BROCKTON – The state’s Department of Elementary and Secondary Education (DESE) will conduct a safety audit for all Brockton Public Schools including Brockton High, Mayor Robert Sullivan said at a meeting on Feb. 21.
The announcement comes as schools across the district are struggling with physical violence, drug use and other security and safety issues, and four school committee members are calling for the U.S. National Guard to step in.
“We are committed to making sure our schools provide safe and supportive environments for all students, educators, and staff. The Healey-Driscoll administration is regularly engaging with Brockton Public Schools leadership through DESE to review the needs facing the district and to understand how the state can support the high school and greater Brockton community,” said Delaney Corcoran, a spokesperson for the Executive Office of Education.
The audit will investigate the current safety protocols within each school to determine what’s working effectively and what needs to be improved. DESE will then make recommendations based on each school’s needs – from hiring more security specialists to bullying intervention plans.
More: Brockton thrust into national spotlight over call to deploy National Guard at high school
According to Sullivan, the safety audit will be fully funded by DESE.
“DESE has been a wonderful partner with the district,” Sullivan said at the school committee meeting. “That’s a lot of money and we’re very, very thankful for that.”
Unrest in schools, calls for National Guard
Teachers from schools all around Brockton – from elementary schools to BHS – have said publicly that students are causing dangerous fights in hallways, smoking and vaping in classrooms, physically abusing teachers and leaving the building freely.
Four Brockton School Committee members made national headlines after requesting National Guard soldiers be deployed in Brockton High School to “prevent a potential tragedy.”
The committee members — Joyce Asack, Tony Rodrigues, Claudio Gomes and Ana Oliver — sent a letter to Sullivan formally requesting that he ask Gov. Healey to deploy Massachusetts National Guard soldiers to the high school “to assist in restoring order, ensuring the safety of all individuals on the school premises, and implementing measures to address the root causes of the issues we are facing.”

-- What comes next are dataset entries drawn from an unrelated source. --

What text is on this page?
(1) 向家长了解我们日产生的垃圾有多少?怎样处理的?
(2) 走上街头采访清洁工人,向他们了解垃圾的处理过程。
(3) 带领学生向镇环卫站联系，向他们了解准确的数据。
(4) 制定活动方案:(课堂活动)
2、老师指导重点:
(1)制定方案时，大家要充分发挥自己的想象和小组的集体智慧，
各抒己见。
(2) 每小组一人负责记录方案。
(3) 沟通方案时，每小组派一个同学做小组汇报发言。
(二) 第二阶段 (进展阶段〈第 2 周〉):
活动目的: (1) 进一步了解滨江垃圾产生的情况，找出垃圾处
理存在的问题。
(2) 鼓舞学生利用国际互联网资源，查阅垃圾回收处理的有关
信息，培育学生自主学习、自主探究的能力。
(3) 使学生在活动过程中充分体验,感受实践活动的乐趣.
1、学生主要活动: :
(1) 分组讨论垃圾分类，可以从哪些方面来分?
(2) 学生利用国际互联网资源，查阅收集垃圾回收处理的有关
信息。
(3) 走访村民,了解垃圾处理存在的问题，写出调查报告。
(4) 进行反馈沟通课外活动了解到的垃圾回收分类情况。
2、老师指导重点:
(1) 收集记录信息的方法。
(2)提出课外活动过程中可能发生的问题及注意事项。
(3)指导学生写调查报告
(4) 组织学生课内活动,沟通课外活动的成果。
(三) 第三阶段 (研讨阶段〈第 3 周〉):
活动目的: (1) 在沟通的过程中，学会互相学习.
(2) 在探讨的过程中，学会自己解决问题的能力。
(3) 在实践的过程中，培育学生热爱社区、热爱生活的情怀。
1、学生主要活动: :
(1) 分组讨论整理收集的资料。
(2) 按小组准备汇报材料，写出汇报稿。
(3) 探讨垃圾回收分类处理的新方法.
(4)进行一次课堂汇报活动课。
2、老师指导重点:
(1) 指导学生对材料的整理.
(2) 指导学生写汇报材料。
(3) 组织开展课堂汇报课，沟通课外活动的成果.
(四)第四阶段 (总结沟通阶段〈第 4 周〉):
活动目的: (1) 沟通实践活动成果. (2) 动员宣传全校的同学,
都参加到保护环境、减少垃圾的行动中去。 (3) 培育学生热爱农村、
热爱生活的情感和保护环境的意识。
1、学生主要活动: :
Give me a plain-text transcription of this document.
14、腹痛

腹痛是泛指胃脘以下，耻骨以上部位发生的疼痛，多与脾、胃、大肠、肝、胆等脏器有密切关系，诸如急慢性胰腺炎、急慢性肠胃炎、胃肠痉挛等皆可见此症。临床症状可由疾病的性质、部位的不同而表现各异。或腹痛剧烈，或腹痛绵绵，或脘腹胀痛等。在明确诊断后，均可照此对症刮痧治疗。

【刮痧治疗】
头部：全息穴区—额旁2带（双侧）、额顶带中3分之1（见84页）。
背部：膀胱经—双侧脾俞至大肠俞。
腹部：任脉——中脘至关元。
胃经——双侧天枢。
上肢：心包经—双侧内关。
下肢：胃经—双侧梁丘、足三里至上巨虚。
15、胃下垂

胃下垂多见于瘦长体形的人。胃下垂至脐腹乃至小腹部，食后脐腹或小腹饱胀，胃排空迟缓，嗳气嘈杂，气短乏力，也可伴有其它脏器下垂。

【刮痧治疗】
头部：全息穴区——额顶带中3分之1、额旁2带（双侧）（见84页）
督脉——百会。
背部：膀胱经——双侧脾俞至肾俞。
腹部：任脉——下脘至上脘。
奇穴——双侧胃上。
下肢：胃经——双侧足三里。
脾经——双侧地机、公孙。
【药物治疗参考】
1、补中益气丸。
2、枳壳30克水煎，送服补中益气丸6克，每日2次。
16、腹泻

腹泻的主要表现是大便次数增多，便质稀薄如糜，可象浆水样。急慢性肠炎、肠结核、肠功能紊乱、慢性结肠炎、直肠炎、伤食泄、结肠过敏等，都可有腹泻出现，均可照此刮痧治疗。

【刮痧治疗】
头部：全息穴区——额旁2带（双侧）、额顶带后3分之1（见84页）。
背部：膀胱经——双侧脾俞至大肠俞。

Coverage of the situation at Brockton High School has appeared in the past few days on NewsNation and in the Washington Post, the New York Post, and the Seattle Times.
More: Brockton High students ‘in disbelief’ when artwork featured at UMass Dartmouth gallery
Open Architects financial review
DESE is also assisting the school district to investigate its Fiscal Year 2023 budget deficit by sending a representative from data analysis company Open Architects to review BPS’s financial records from Fiscal Year 2023.
The district requested help from the state after Sullivan announced a $14.4 million budget overspending from the 2022-23 school year in August. TJ Plante, the Open Architects representative reviewing BPS’s fiscal records, said the deficit figure could likely rise to roughly $20 million.
DESE is fully funding Plante’s review of BPS’s budget, and details regarding the deficit have shocked school committee members in recent meetings.
“There’s just so much happening,” said Plante. “There are so many misbudgeted items.”